Savoir quand consulter un neurologue dépend moins d’un symptôme isolé que de son apparition, sa durée, son évolution et son retentissement. Le neurologue évalue les signes pouvant concerner le cerveau, la moelle épinière, les nerfs ou les muscles et oriente les examens uniquement lorsqu’ils sont utiles.
Des maux de tête inhabituels ou devenus gênants
Un avis médical est utile si les maux de tête deviennent plus fréquents ou plus intenses, changent de caractère, réveillent régulièrement, résistent aux mesures habituelles ou perturbent le travail et la vie familiale. Notez leur durée, leur localisation, les symptômes associés et les médicaments pris. Un mal de tête brutal, maximal en quelques instants et différent de d’habitude, surtout avec un signe neurologique, nécessite une évaluation urgente.
Vertiges, troubles de l’équilibre ou chutes
Le mot vertige peut désigner une rotation, une instabilité ou un malaise. Une consultation est pertinente si les épisodes se répètent, durent, provoquent des chutes ou s’accompagnent de vision double, faiblesse, troubles de la parole, baisse auditive ou céphalée inhabituelle. Le neurologue peut orienter vers une cause centrale, périphérique ou une autre spécialité. Un vertige soudain avec incapacité à marcher ou signe focal doit être évalué immédiatement.
Faiblesse, engourdissement ou douleur nerveuse
Une perte de force progressive, un pied qui accroche, une main moins habile, des fourmillements persistants ou une douleur électrique peuvent venir d’un nerf, d’une racine, d’un muscle ou d’une autre cause. Un examen neurologique aide à localiser le problème et à décider si un ENMG, une imagerie ou des analyses sont nécessaires. Une faiblesse soudaine d’un côté du corps est une urgence.

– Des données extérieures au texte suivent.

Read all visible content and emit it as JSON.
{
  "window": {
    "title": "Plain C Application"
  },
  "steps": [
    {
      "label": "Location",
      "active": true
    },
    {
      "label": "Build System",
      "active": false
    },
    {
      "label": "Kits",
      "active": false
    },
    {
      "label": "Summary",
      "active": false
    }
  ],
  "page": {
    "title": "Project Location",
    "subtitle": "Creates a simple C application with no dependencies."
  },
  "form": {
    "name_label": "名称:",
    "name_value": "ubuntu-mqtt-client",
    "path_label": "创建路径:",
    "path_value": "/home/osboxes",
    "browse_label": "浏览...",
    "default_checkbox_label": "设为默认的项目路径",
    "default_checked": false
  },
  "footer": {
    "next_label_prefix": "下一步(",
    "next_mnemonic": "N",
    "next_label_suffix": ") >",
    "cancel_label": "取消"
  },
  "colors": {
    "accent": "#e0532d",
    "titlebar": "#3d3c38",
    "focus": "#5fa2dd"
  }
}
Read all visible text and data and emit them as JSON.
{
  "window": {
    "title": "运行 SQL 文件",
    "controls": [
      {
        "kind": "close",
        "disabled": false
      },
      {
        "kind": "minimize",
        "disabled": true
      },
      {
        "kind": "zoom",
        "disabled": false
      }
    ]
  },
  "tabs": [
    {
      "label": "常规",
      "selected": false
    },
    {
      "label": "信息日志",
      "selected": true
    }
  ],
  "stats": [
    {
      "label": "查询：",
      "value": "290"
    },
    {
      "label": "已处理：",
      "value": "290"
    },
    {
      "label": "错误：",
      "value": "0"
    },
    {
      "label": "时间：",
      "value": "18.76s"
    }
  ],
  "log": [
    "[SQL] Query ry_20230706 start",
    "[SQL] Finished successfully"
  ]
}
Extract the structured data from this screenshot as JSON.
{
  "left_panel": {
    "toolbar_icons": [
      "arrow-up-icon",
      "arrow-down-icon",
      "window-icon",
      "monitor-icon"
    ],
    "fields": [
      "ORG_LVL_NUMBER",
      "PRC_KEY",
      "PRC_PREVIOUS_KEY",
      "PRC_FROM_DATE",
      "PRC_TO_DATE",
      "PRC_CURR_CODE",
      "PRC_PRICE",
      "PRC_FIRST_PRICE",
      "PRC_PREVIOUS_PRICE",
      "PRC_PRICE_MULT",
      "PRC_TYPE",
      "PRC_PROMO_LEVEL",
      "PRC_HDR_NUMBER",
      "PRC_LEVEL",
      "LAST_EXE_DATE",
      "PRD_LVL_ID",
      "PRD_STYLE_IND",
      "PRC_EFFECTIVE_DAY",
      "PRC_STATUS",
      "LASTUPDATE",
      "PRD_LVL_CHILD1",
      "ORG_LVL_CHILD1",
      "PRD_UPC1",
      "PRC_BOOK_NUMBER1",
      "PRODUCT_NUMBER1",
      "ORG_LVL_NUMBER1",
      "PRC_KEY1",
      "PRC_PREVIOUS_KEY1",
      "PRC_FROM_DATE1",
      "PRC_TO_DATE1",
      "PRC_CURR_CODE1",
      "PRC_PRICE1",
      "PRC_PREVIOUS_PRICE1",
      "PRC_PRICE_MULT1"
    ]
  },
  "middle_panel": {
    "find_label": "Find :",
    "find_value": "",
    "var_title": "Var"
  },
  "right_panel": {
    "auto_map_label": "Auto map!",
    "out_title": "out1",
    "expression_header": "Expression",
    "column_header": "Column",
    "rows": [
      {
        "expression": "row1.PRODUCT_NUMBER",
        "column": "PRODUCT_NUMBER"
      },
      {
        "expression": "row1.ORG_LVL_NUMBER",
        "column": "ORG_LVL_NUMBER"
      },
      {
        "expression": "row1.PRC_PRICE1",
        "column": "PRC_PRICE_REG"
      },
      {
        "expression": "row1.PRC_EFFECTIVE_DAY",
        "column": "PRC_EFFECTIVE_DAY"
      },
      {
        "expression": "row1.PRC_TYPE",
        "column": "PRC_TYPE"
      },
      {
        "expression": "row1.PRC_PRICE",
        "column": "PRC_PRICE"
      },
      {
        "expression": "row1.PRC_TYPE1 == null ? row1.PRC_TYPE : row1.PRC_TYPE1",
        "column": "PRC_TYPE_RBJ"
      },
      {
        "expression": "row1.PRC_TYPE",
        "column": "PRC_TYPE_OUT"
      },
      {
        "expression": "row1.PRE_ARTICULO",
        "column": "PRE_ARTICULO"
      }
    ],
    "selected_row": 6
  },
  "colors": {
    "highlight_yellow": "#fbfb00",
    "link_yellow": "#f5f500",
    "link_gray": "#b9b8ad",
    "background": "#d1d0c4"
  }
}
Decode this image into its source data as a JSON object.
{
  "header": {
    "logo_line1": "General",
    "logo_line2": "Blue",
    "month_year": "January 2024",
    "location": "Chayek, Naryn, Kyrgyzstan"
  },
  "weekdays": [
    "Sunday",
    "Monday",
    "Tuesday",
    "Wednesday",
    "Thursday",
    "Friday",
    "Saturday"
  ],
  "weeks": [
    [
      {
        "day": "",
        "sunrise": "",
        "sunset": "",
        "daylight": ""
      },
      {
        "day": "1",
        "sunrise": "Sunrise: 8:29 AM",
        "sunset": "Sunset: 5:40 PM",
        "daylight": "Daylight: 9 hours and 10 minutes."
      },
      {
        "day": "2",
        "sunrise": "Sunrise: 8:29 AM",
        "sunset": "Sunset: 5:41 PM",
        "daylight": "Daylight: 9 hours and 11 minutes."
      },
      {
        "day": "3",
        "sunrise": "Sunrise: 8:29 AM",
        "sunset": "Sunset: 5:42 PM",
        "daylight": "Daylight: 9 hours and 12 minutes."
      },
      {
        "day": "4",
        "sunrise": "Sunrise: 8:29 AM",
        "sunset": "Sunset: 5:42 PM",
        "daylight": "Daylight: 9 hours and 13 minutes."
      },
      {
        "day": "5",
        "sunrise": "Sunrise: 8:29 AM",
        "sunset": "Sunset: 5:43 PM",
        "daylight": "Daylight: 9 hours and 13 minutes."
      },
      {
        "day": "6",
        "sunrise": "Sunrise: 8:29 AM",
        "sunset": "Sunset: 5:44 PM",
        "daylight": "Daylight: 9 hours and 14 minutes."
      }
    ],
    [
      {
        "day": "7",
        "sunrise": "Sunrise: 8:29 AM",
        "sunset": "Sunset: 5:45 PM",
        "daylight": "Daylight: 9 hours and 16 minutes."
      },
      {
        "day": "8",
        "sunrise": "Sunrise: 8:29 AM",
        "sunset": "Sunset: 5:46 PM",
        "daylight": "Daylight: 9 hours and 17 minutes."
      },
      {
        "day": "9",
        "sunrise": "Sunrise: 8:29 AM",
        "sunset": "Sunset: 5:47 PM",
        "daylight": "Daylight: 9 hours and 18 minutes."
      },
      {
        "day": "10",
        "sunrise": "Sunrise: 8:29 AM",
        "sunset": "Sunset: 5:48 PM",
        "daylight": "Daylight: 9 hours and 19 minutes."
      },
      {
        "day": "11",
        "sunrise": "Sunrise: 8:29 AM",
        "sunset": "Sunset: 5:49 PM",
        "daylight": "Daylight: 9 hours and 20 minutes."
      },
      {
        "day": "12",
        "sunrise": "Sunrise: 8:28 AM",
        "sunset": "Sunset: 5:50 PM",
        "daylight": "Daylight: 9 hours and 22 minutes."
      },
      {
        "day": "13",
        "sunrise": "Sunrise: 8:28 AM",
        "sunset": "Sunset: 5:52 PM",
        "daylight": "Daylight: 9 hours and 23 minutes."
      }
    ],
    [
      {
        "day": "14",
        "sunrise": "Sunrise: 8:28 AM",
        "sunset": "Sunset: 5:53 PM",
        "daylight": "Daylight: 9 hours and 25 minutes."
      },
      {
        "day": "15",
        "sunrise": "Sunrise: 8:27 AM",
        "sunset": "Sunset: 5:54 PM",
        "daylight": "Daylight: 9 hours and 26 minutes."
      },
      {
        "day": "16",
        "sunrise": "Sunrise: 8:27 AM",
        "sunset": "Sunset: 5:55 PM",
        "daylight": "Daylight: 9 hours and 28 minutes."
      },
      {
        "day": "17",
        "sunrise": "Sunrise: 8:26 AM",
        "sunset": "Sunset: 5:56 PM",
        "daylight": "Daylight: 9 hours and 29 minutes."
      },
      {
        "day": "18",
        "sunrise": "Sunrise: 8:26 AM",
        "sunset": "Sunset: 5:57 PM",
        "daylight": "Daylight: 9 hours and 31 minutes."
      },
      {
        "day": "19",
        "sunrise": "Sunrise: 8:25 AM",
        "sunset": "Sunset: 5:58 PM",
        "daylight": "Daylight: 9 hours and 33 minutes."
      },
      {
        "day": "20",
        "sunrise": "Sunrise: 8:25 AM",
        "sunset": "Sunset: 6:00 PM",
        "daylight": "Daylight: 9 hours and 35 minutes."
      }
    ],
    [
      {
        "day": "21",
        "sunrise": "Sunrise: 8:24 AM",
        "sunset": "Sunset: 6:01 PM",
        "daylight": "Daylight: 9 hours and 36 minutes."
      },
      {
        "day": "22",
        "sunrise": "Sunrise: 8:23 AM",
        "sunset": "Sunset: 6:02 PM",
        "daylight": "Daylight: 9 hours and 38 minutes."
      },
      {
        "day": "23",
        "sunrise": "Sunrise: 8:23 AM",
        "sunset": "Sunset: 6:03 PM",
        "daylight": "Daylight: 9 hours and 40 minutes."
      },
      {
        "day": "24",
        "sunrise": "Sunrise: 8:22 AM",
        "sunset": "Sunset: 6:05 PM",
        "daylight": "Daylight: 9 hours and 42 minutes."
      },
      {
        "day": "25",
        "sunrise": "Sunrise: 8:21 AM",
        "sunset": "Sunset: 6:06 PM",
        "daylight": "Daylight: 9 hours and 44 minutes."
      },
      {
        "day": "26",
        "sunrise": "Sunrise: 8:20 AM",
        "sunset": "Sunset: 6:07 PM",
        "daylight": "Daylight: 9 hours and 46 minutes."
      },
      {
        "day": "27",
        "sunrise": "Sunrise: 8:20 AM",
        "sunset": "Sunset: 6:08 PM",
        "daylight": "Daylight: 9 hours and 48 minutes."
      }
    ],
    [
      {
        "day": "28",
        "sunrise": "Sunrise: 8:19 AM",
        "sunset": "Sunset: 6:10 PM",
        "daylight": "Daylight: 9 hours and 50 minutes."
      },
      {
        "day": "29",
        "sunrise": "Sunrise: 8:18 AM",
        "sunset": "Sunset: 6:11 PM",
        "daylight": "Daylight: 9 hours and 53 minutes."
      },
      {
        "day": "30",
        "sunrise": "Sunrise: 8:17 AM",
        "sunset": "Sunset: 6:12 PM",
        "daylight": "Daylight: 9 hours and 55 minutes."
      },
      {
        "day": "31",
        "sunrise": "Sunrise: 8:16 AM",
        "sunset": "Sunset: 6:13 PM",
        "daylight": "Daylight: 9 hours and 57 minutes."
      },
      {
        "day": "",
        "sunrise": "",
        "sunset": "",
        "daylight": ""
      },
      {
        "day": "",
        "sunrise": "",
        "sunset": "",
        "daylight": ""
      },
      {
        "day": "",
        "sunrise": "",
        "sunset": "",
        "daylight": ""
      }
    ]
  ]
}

Tremblement, raideur ou mouvements involontaires
Un tremblement nouveau, une lenteur inhabituelle, une raideur, des mouvements involontaires ou une modification de la marche justifient un avis s’ils persistent, progressent ou gênent les gestes. Filmer un épisode bref peut parfois aider si le phénomène n’est pas présent en consultation, à condition de respecter la confidentialité de la personne.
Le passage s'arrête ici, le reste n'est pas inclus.